Teo’s finding it hard back in Manchester: “Things have changed, other people came into my life, I try to make my life interesting and forget, but I’m scared. And I see the same suffering and pain into my friends’ eyes. We all smile though and try to convince ourselves that we are fortunate and privileged. But we all know it’s a lie, and we could all use some therapy.”
She reflects sadly on the effects of the pandemic. “That day when I flew back to my country, I became an adult, and I think it was too early for that. I liked the naive part of myself, I miss it.”
‘The summer in lockdown is a blur in my memory’
The last two nights in Manchester with my friends became so special to me over the next six months. We got drunk, did Kahoot quizzes, made 3am tattoo plans (that we followed through with), watched “Monty Python and the Holy Grail”, and hugged goodbye.

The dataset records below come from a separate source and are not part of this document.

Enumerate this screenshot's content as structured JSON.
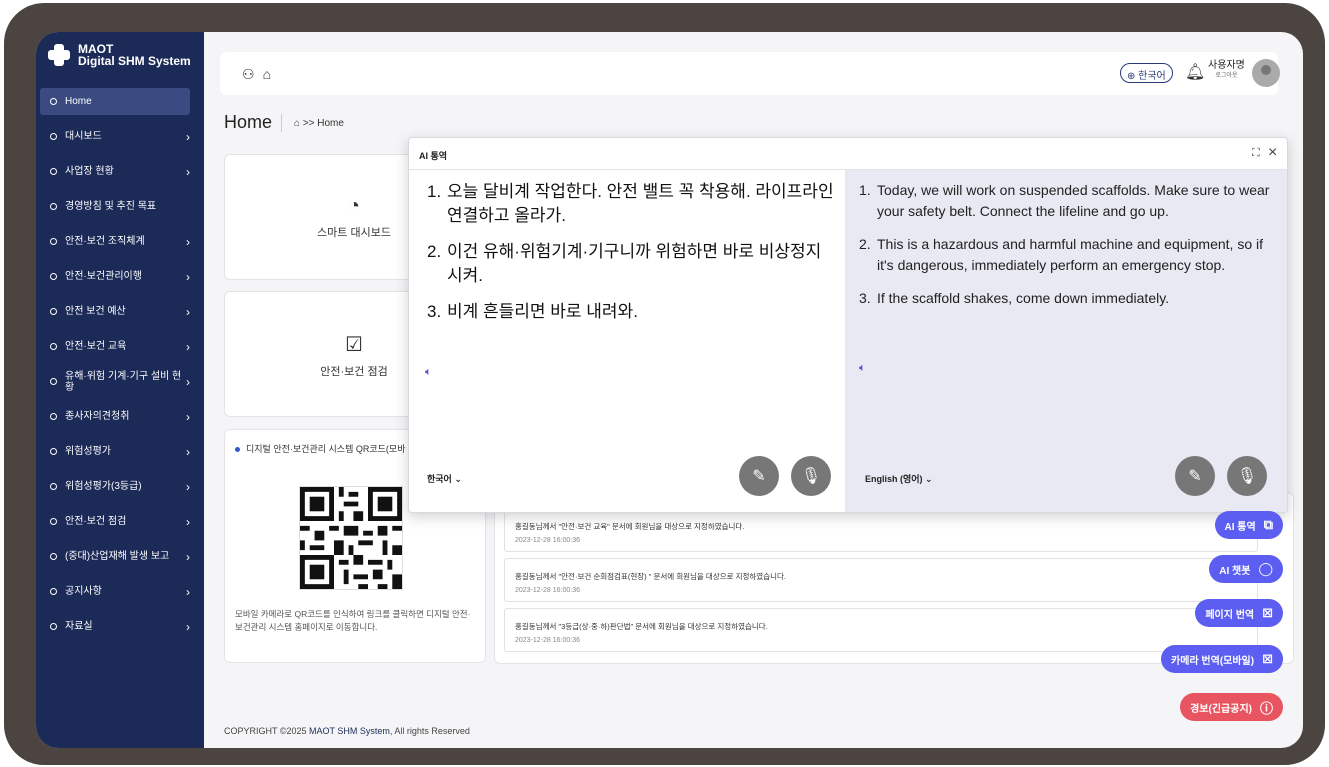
{
  "app": {
    "logo_line1": "MAOT",
    "logo_line2": "Digital SHM System"
  },
  "sidebar": {
    "items": [
      {
        "label": "Home",
        "active": true
      },
      {
        "label": "대시보드"
      },
      {
        "label": "사업장 현황"
      },
      {
        "label": "경영방침 및 추진 목표"
      },
      {
        "label": "안전·보건 조직체계"
      },
      {
        "label": "안전·보건관리이행"
      },
      {
        "label": "안전 보건 예산"
      },
      {
        "label": "안전·보건 교육"
      },
      {
        "label": "유해·위험 기계·기구 설비 현황"
      },
      {
        "label": "종사자의견청취"
      },
      {
        "label": "위험성평가"
      },
      {
        "label": "위험성평가(3등급)"
      },
      {
        "label": "안전·보건 점검"
      },
      {
        "label": "(중대)산업재해 발생 보고"
      },
      {
        "label": "공지사항"
      },
      {
        "label": "자료실"
      }
    ]
  },
  "topbar": {
    "language": "⊕ 한국어",
    "user_name": "사용자명",
    "logout": "로그아웃"
  },
  "page": {
    "title": "Home",
    "breadcrumb": "⌂ >> Home"
  },
  "cards": {
    "dashboard_label": "스마트 대시보드",
    "inspection_label": "안전·보건 점검",
    "qr_title": "디지털 안전·보건관리 시스템 QR코드(모바",
    "qr_desc": "모바일 카메라로 QR코드를 인식하여 링크를 클릭하면 디지털 안전·보건관리 시스템 홈페이지로 이동합니다."
  },
  "notifications": [
    {
      "message": "홍길동님께서 \"안전·보건 교육\" 문서에 회원님을 대상으로 지정하였습니다.",
      "time": "2023-12-28 16:00:36"
    },
    {
      "message": "홍길동님께서 \"안전·보건 순회점검표(현장) \" 문서에 회원님을 대상으로 지정하였습니다.",
      "time": "2023-12-28 16:00:36"
    },
    {
      "message": "홍길동님께서 \"3등급(상·중·하)판단법\" 문서에 회원님을 대상으로 지정하였습니다.",
      "time": "2023-12-28 16:00:36"
    }
  ],
  "footer": {
    "prefix": "COPYRIGHT ©2025 ",
    "brand": "MAOT SHM System",
    "suffix": ", All rights Reserved"
  },
  "translator": {
    "title": "AI 통역",
    "source_lang": "한국어 ⌄",
    "target_lang": "English (영어) ⌄",
    "source_lines": [
      {
        "n": "1.",
        "text": "오늘 달비계 작업한다. 안전 밸트 꼭 착용해. 라이프라인 연결하고 올라가."
      },
      {
        "n": "2.",
        "text": "이건 유해·위험기계·기구니까 위험하면 바로 비상정지 시켜."
      },
      {
        "n": "3.",
        "text": "비계 흔들리면 바로 내려와."
      }
    ],
    "target_lines": [
      {
        "n": "1.",
        "text": "Today, we will work on suspended scaffolds. Make sure to wear your safety belt. Connect the lifeline and go up."
      },
      {
        "n": "2.",
        "text": "This is a hazardous and harmful machine and equipment, so if it's dangerous, immediately perform an emergency stop."
      },
      {
        "n": "3.",
        "text": "If the scaffold shakes, come down immediately."
      }
    ]
  },
  "fabs": {
    "ai_translate": "AI 통역",
    "ai_chat": "AI 챗봇",
    "page_translate": "페이지 번역",
    "camera_translate": "카메라 번역(모바일)",
    "alert": "경보(긴급공지)"
  },
  "colors": {
    "sidebar": "#1c2a57",
    "fab": "#5b5ef0",
    "alert": "#e85561",
    "translation_pane": "#e8e9f2"
  }
}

The six months in lockdown are a blur in my memory now. I remember cycling around an empty London, banging on pots on Thursday nights, and group Zooms with my friends. I got annoyed at my parents’ Zoom-voices and saw my Grandmother crumble away in another country. Mostly I just wrote, watched TV, and tried to stay sane. I had a lot of emotional repression and anxiety, but also some amazing moments. The whole time, Manchester was the light at the end of the tunnel. Although it was harder than I expected when I came back, now I’m in a better place and can’t wait for lockdown to end.
Whilst all Manchester students have faced different battles amid this pandemic, we are united in all looking forward to the easing of restrictions. I don’t think any of us will look at going for a picnic in Platt’s, dancing in 42’s or even just getting a drink at Hatch in the same way again. This year has been a lot but there is now light at the end of what has been a very dark tunnel.